To this day Throckmorton - who lectured me on the need to change my orientation - has never asnwered a question I posed to him: namely, if homosexuality was the norm and being heterosexual was not, could he change his inate attraction to women as opposed to men so as to be "normal." He asks of others what he himself could not do. One can only suggest that someone at the APA needs their head examined for allowing this carnaval to occur. While Throckmorton claims that he is not a practitioner of reparative therapy, merely calling something by a different name doses not change its substance. One only need read Throckmorton's writings on Christianist web sites to see what he is peddling and it is reparative therapy regardless of what he calls it. Here are highlights from Gay City News on the travesty involving Throckmorton:
[A]t the APA's 2008 convention in Washington, the group will host a symposium, at which one of the two mental health practitioner-panelists is Dr. Warren Throckmorton, a psychologist without state board certification and an advocate for "Sexual Identity Therapy," which he says he has successfully applied to help patients "alter homosexual feelings or behaviors" and live their lives "heterosexually" with "only very few weak instances of homosexual attraction."

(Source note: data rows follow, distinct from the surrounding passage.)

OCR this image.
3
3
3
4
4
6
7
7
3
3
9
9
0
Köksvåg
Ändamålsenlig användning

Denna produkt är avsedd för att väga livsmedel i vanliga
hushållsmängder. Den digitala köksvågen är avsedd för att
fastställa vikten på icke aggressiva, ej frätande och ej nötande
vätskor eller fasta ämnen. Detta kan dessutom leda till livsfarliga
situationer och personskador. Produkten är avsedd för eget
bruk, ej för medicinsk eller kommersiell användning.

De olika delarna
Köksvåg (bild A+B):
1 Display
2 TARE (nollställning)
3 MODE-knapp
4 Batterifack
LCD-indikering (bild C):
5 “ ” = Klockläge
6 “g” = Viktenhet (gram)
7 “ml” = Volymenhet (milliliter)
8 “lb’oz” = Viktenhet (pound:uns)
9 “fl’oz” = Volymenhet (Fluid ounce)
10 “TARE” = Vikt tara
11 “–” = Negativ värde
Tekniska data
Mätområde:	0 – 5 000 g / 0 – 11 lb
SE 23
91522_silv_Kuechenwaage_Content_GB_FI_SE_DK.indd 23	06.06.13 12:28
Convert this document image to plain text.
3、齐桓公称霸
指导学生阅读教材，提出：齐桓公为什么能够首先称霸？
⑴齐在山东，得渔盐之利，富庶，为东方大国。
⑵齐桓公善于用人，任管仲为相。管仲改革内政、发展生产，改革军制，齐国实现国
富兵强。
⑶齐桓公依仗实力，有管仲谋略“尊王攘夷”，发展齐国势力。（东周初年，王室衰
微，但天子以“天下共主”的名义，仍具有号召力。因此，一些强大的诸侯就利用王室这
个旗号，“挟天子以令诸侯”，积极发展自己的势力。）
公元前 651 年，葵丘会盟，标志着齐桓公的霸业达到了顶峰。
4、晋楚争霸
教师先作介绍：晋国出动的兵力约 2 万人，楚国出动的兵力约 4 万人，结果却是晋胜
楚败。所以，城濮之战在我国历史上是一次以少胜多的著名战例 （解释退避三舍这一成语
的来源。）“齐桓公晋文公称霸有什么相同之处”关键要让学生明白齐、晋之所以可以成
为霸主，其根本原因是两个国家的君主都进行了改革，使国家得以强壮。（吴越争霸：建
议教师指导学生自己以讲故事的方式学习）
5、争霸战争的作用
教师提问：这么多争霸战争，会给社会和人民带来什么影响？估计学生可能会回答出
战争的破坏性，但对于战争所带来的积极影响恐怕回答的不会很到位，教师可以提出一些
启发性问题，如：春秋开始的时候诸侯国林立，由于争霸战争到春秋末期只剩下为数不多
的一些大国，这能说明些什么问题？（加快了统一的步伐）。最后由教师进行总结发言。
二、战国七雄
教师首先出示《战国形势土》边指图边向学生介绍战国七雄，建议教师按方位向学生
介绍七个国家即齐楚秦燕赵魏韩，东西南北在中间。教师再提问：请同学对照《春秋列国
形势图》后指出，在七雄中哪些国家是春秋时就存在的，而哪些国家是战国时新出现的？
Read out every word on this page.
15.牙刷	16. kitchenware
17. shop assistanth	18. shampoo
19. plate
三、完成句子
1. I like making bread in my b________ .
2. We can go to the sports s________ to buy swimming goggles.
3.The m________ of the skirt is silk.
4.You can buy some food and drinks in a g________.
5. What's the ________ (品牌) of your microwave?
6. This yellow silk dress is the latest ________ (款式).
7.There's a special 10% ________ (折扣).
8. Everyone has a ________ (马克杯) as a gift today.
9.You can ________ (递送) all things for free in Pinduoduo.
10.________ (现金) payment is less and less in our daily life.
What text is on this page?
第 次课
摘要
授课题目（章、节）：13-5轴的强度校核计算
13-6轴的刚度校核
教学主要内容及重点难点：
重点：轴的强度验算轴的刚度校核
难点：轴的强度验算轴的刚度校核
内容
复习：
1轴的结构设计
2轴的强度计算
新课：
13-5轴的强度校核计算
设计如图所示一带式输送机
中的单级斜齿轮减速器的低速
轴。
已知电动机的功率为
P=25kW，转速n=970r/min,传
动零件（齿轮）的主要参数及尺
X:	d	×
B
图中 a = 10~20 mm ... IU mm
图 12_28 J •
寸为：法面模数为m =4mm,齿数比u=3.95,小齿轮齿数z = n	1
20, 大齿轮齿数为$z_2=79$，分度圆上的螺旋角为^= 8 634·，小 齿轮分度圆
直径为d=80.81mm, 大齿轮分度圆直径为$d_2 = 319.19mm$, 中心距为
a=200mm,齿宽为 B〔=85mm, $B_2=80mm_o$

[W]hat make this story intriguing, and indeed troubling. Instead it is the embrace by a scientifically-based organization, APA, of an unlicensed practitioner who espouses controversial professional opinions about homosexuality but can point to no peer-reviewed findings that his clinical approach has merit.
While calling on practitioners to "do all that is possible to decrease the stigma related to homosexuality," the group, in the face of determined opposition from a small number of psychiatrists, held back from branding conversion therapy "unethical." But three years later, in 2000, APA adopted a position recommending that "ethical practitioners refrain from attempts to change individuals' sexual orientation, keeping in mind the medical dictum, to 'first do no harm.'"
Drescher doesn't buy this benign view of Throckmorton, terming him in his AGLP riposte to Scasta a "spin doctor of the ex-gay myth," and warning of the symposium's "potential harm," particularly if its presentation at an APA convention "becomes a PR tactic to buttress the standing of conversion therapies to the general public."
On his blog, Throckmorton argues that he is not a conversion or reparative therapist, specifically rejecting the traditional focus of such practitioners on gay men's "failure to bond with the father" as the root of their disorder. Instead, without laying out his own therapeutic approach in detail, he claims to meet troubled gay men where they are, as it were, to help them "pursue their objectives." But like reparative therapists, Throckmorton claims success with leading gay men away from homosexuality and is unable to point to any data or research to buttress his assertions.
Wayne Besen, the founder of Truth Wins Out, a non-profit aimed at exposing "the 'ex-gay' myth," argues that Throckmorton's primary goal is to supplant the reparative therapy model championed by Dr. Joseph Nicolosi, who heads up the National Association for Research and Therapy of Homosexuality. NARTH's work, which has won wide acclaim in Christian right circles, is rejected by every leading mental health and education association, including APA. According to Besen, Throckmorton and Nicolosi previously worked collaboratively, but have since had a falling-out.